This will make the ratings more accurate...
you might lose 2 rating points but your opponent wont gain any.. that happened to me once, where my opponent lost a rating point but i never gained..
True that you should gain alot of rating points when you first start, but make it atleast 50 point gain the most.. cause if your 1200 rated when you start and you ebat a 2100 rated person.. doesnt that deserve some rating points?
I have not been here very long but I have won games where I gained 0 points.
I have played with the USCF for quite a long time before I stopped playing. I can never remember ever NOT gaining at least one point for a win.
I think the Glicko system thy have here helps eliminate a gain in points on all wins. I am not sure.
I do know, however, that when a person has a provisional rating his/her rating does go up and down by large numbers until a regular rating is reached. In the USCF I belive a person is considered provisional until completing 20 games. On most sites they have a similar number. I think it is the sam here but not sure without looking it up.
Chuck
What you're talking about is not ratings inflation. Ratings are relative to other people in the same rating pool. They are only relevant within the pool of players being rated. USCF and Chess.com are two completely different pools, and you can't compare the ratings between the two.
While the persistence is admirable, you do know that you won't every fully correct this misperception, right? What's important is that the staff here get it and arbitrary changes like this won't even be considered.
While the persistence is admirable, you do know that you won't every fully correct this misperception, right? What's important is that the staff here get it and arbitrary changes like this won't even be considered.
LOL. Maybe I should take the offensive, go for a more proactive approach to the misconception. You know, make a post every month pointing out how this is wrong.
At the risk of sounding like a broken record, rating is a number that represents your location on a curve. The actual number of points doesn't really mean anything except to show your relative position against opponents of the same group.
Well, since the misconceptions continue, maybe it's time that Chess.com goes to a reward-based rating system, rather than a strength-based one.
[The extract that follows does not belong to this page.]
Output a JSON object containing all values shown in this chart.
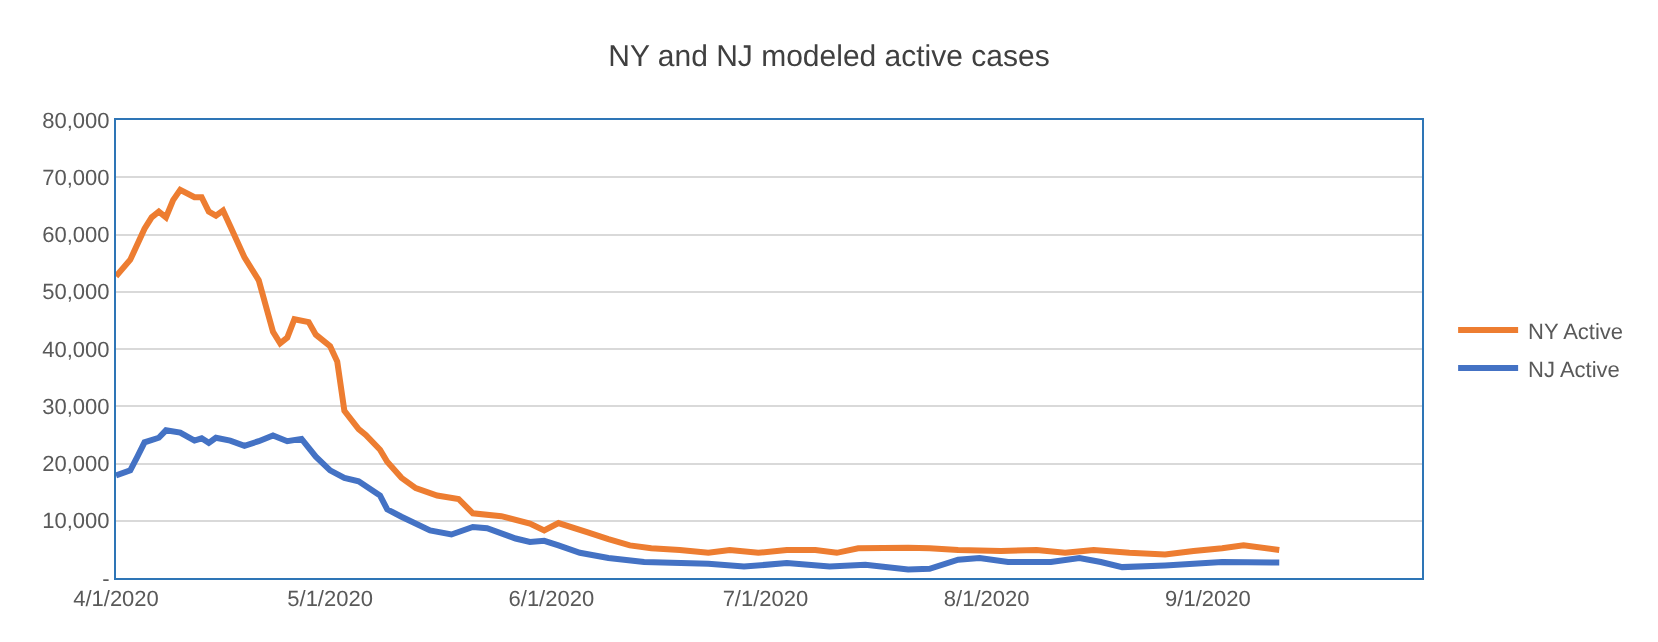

I don't think you understand what causes inflation. For every point gained there is a point lost -- it's a zero sum game where the average rating is always the starting rating, that is until someone leaves. The number of points that change hands is incidental -- ELO is not immune to inflation.
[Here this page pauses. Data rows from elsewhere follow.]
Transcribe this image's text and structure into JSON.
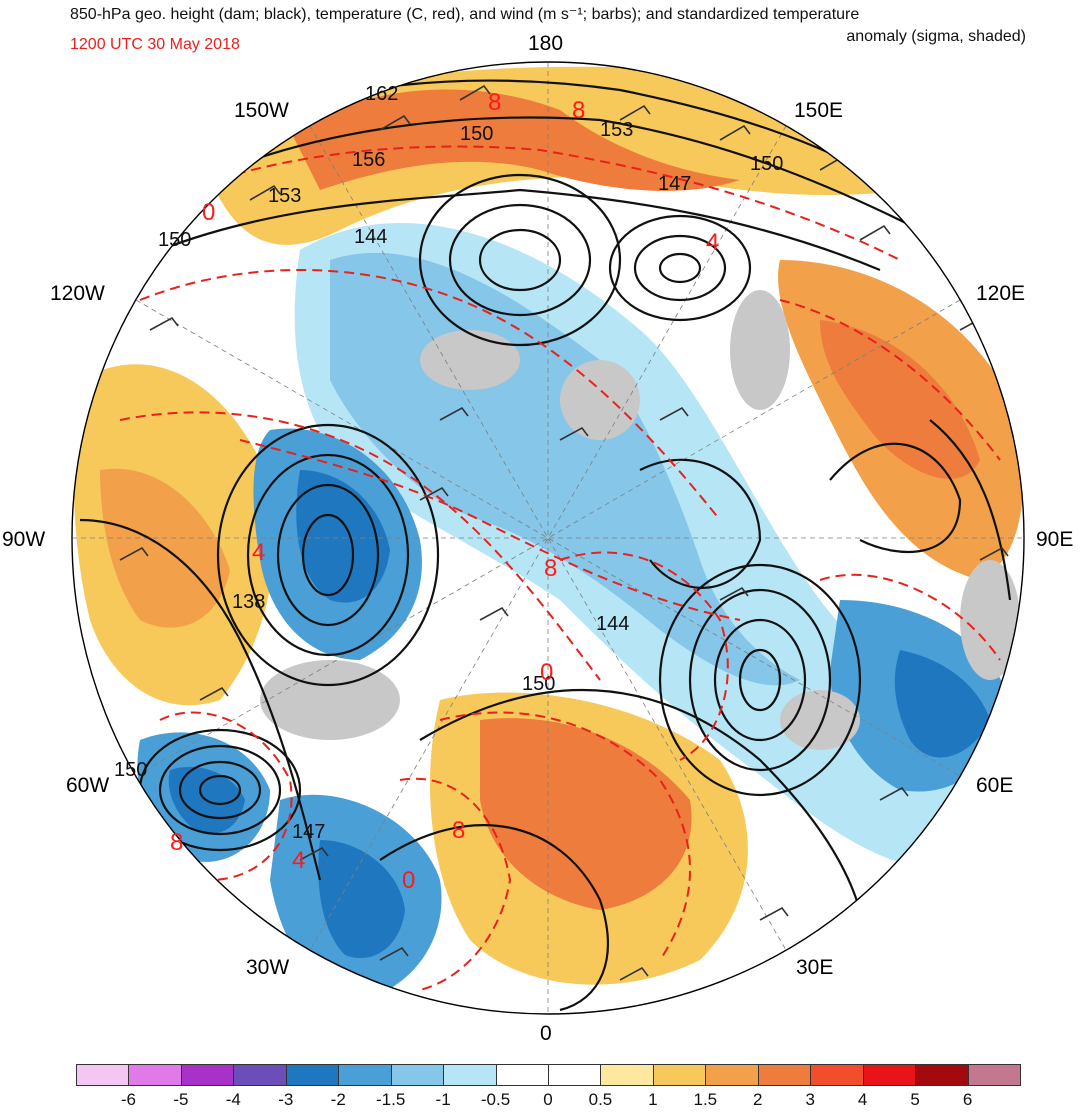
{
  "header": {
    "title_line1": "850-hPa geo. height (dam; black), temperature (C, red), and wind (m s⁻¹; barbs); and standardized temperature",
    "title_line2": "anomaly (sigma, shaded)",
    "valid_time": "1200 UTC 30 May 2018"
  },
  "colors": {
    "height_contour": "#111111",
    "temperature_contour": "#e8211c",
    "wind_barb": "#333333"
  },
  "longitude_labels": [
    "180",
    "150E",
    "120E",
    "90E",
    "60E",
    "30E",
    "0",
    "30W",
    "60W",
    "90W",
    "120W",
    "150W"
  ],
  "height_labels": [
    "162",
    "156",
    "153",
    "150",
    "144",
    "150",
    "153",
    "147",
    "150",
    "138",
    "144",
    "150",
    "150",
    "147"
  ],
  "temperature_labels": [
    "8",
    "8",
    "0",
    "4",
    "4",
    "8",
    "0",
    "8",
    "0",
    "8",
    "4"
  ],
  "colorbar": {
    "ticks": [
      "-6",
      "-5",
      "-4",
      "-3",
      "-2",
      "-1.5",
      "-1",
      "-0.5",
      "0",
      "0.5",
      "1",
      "1.5",
      "2",
      "3",
      "4",
      "5",
      "6"
    ],
    "colors": [
      "#f4c6f4",
      "#df7ae8",
      "#a832c8",
      "#6a4fb8",
      "#1f77c0",
      "#4a9fd6",
      "#86c6e8",
      "#b6e6f6",
      "#ffffff",
      "#ffffff",
      "#fde8a0",
      "#f7c95a",
      "#f2a04a",
      "#ee7c3c",
      "#f24d2c",
      "#e8141a",
      "#a30a0e",
      "#c47890"
    ]
  }
}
Sure we know. We know you don't understand the ratings. We could switch to the exact same system that Yahoo uses (whatever it is), and your rating here still wouldn't match your Yahoo rating.
We should all be able to have our own "Rating Offset" in our settings. The offset would be added to every rating you ever see on the site.
Think chess.com ratings are 200 points too high? Enter "-200" in your settings. Want to feel like a GM? Put "1000".
The resulting ratings are exactly as valid as the current ones, too. In fact to make a point I'd suggest to give them random initial values between 0 and 10,000...
i think the rating system should be as close to the uscf's system that way a player really knows his/hers true rating.....
No. As has been said a lot of times, even if you use exactly the same system with all the numbers exactly the same, the ratings will still be wildly different.
i think the rating system should be as close to the uscf's system that way a player really knows his/hers true rating.....
There is no such thing as a universal true rating.
USCF (whatever that means) is probably a true rating in a closed system.
Your chess.com ratings are also true ratings in different closed systems.
That is why, even on this site, you have different ratings for Live, Online, 960 etc. They are different from each other. Some are better at blitz than online, some are better at online than blitz.
Some would be better at USCF rules (time controls, etc) Some are better at online. While there should be a correlation, striving for parity is just silly.
Don't know how to say it clearer than this.